Fire Emblem: The Age of Legend
Meaning ‘The Right,’ Fundin is an umbrella term for a broad religious movement that a vast majority of people in Feryngia subscribe to, though with great variety between their beliefs.
Perhaps it should not be regarded as a single faith at all, but rather as a category into which many true religions fit by virtue of several major shared beliefs, among them:
- The First Generations were far superior to modern, Fourth Generation humans. For their heroism and sacrifice and hard work that made the world safe for the people of the Second Age they deserve gratitude, thanks, veneration, and emulation even though they can no longer intervene in the world.
- The supposed Gods and Spirits in the world were created by humans and not the other way around. They are dangerous and unworthy of worship.
- There will never again be people like the great heroes of the First Generations.
- Magic is a product of Aegir, not any sort of force in itself, and the usable forms of magic are a gift from Sekeriah and others of the First Generation meant to be used, but with care.
- Aegir is the essence of life and must be treated reverently and neither wasted nor sought after with greedy disregard for others.
- Weapons, tools, and personal belongings of the First Generations should be treated as relics and admired, not used by lesser folk.
- Feryngia is a land holier than all others because the first humans entered it from the Old Place
Those who subscribe to only some of these basic tenets but not all are often considered heretics by more mainstream followers.
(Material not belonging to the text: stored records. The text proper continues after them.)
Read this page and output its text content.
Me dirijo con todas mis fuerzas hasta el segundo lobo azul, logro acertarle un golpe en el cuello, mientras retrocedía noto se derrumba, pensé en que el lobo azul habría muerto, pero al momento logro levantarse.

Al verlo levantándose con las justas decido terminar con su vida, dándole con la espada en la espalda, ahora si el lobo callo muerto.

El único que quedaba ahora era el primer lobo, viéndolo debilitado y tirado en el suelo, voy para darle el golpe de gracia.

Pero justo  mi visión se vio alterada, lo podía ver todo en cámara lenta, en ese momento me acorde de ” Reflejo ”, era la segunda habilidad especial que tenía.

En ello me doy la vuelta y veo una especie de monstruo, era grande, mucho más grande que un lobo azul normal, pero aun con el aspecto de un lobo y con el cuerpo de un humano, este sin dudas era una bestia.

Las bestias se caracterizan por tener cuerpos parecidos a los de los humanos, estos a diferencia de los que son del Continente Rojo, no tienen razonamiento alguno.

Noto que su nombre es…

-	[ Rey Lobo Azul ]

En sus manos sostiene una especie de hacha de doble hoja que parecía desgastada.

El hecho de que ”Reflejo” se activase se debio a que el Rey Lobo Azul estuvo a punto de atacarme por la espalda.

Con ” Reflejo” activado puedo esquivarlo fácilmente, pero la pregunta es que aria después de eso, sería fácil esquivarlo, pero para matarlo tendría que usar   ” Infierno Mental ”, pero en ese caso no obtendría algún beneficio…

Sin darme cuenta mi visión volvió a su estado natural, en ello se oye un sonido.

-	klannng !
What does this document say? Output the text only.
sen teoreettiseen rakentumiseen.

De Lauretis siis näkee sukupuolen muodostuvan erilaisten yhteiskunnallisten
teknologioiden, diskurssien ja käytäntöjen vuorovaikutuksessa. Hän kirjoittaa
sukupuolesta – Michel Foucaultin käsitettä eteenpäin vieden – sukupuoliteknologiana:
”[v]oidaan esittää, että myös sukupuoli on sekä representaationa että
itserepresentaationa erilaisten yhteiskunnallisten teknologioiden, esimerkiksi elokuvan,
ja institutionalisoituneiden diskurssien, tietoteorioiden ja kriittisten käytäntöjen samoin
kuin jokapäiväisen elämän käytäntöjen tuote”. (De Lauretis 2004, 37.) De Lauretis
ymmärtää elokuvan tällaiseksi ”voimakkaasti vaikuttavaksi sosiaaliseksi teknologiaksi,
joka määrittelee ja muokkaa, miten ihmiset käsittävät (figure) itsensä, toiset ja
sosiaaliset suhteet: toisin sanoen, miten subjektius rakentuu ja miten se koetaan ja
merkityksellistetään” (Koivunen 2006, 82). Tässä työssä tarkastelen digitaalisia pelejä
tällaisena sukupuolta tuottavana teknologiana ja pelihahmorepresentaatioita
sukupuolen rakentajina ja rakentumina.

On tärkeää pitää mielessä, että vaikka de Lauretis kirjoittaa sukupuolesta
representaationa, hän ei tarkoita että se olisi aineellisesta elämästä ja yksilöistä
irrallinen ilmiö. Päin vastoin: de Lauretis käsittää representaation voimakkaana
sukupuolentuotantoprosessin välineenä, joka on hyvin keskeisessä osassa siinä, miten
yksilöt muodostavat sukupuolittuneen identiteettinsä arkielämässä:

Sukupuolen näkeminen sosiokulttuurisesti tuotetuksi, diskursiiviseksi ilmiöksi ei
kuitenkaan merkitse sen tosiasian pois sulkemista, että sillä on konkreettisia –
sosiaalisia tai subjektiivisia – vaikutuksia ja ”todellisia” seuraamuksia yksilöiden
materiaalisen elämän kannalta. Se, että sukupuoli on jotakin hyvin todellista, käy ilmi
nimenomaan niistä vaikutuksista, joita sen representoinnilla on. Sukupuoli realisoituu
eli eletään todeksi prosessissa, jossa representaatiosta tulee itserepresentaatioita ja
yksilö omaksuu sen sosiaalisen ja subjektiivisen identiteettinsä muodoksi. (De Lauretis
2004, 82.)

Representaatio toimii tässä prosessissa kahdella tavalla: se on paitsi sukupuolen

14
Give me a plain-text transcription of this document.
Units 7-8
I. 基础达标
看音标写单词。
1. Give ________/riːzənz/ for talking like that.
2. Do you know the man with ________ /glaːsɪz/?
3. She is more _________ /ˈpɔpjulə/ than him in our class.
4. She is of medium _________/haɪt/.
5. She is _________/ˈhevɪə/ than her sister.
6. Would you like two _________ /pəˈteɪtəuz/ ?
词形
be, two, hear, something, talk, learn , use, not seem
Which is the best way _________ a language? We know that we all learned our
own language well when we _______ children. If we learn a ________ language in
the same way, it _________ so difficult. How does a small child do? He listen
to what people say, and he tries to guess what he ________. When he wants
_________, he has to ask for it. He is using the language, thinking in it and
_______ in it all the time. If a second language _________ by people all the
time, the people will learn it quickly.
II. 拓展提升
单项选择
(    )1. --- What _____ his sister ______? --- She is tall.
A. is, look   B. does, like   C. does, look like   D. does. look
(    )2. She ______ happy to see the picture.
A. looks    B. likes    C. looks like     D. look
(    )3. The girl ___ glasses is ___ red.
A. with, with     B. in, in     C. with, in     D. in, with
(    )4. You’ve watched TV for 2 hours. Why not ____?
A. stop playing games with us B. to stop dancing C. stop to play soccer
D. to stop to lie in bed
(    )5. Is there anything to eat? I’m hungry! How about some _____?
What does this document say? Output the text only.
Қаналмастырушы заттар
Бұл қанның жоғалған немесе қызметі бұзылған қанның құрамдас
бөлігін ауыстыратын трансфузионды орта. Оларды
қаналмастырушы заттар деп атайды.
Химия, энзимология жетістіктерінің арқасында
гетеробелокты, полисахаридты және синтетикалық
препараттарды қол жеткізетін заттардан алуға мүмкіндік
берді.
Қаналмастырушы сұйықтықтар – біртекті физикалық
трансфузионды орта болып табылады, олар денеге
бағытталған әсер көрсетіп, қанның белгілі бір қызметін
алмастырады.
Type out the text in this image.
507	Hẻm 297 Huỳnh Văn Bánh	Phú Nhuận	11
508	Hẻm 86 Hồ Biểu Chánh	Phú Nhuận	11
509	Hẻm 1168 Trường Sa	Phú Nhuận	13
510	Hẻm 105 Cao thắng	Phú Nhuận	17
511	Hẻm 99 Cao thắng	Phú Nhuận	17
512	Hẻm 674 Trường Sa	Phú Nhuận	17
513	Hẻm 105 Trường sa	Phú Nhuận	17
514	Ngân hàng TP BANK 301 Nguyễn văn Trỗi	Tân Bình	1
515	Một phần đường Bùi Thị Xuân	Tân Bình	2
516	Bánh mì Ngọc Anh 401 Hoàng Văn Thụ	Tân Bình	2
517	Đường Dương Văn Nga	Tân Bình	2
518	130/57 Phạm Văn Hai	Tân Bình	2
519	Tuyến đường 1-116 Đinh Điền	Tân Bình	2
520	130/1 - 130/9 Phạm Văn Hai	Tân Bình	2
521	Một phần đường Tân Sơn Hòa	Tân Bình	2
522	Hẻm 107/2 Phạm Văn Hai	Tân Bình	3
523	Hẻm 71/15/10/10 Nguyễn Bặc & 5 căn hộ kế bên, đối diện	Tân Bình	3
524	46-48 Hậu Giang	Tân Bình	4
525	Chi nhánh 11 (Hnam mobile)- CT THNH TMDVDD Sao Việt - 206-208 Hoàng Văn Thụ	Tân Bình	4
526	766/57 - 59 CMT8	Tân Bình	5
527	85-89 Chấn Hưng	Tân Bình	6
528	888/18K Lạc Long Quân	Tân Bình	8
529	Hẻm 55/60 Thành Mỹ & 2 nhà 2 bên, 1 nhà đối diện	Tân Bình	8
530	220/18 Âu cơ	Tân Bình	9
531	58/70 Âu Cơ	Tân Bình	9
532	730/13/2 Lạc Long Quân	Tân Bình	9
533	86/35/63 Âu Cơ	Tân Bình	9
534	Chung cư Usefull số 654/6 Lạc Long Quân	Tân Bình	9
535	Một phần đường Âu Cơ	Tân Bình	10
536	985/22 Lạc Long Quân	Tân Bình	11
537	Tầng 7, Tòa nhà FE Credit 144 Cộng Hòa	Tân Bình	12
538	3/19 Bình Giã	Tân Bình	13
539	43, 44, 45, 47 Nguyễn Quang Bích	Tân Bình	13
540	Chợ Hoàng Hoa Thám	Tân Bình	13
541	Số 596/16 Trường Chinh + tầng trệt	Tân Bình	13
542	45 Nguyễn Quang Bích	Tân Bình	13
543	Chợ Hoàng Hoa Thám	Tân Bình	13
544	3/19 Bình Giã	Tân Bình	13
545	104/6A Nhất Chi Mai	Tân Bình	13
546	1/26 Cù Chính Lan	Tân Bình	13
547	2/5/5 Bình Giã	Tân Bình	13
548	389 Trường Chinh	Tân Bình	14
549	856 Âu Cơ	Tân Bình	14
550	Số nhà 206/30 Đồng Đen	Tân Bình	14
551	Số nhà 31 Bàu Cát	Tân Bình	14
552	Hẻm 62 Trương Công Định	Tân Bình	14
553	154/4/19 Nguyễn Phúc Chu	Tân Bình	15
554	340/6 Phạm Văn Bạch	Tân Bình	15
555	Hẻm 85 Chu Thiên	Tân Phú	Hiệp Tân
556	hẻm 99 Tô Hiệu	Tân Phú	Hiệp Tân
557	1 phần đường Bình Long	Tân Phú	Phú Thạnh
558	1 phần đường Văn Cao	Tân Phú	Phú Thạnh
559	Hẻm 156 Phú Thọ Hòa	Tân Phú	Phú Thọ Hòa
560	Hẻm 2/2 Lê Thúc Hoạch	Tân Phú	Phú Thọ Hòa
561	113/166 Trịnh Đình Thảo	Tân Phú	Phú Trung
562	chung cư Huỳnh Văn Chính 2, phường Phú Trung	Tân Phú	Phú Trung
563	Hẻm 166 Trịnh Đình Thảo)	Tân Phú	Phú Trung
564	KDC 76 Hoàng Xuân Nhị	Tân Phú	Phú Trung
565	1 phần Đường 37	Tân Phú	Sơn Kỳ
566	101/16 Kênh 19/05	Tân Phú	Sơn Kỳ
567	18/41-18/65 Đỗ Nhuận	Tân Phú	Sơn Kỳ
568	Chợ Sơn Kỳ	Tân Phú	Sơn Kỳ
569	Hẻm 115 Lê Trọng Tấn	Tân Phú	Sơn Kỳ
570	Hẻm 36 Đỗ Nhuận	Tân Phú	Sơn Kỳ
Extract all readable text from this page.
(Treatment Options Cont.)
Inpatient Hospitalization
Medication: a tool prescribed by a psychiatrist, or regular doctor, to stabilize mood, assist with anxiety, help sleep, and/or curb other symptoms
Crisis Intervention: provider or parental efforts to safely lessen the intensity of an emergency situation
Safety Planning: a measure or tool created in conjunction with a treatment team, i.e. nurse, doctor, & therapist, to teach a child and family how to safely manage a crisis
There is no central organization at the heart of Fundin, instead it consists of a vast number of Cults venerating one or more people from the First Generations in particular. In general they all get along just fine because they don’t try to deny the importance of other figures.
Fundin claims to trace its roots to 2A 682 when the term was first used in known writing. This was as part of a call for the various, mutually hostile cults of the time to put aside their small differences and embrace their many similarities instead. According to many particularly religious followers of Fundin, the spread of this belief brought the world out of the decline of the Time of Sorrows. Nowadays it is at least continent-wide and perhaps larger in scope and followed to some degree by at least 95% of the population.
Chief among Fundin’s public works for many centuries has been the mass production and sale at cheap prices of Staves and training of healers, this being a good way both to uphold the teachings of the First Generations that people weak or in danger should be protected and to bring in new converts and donations from those whose lives were saved.
Stridently opposed by Fundin is the small Azrah faith.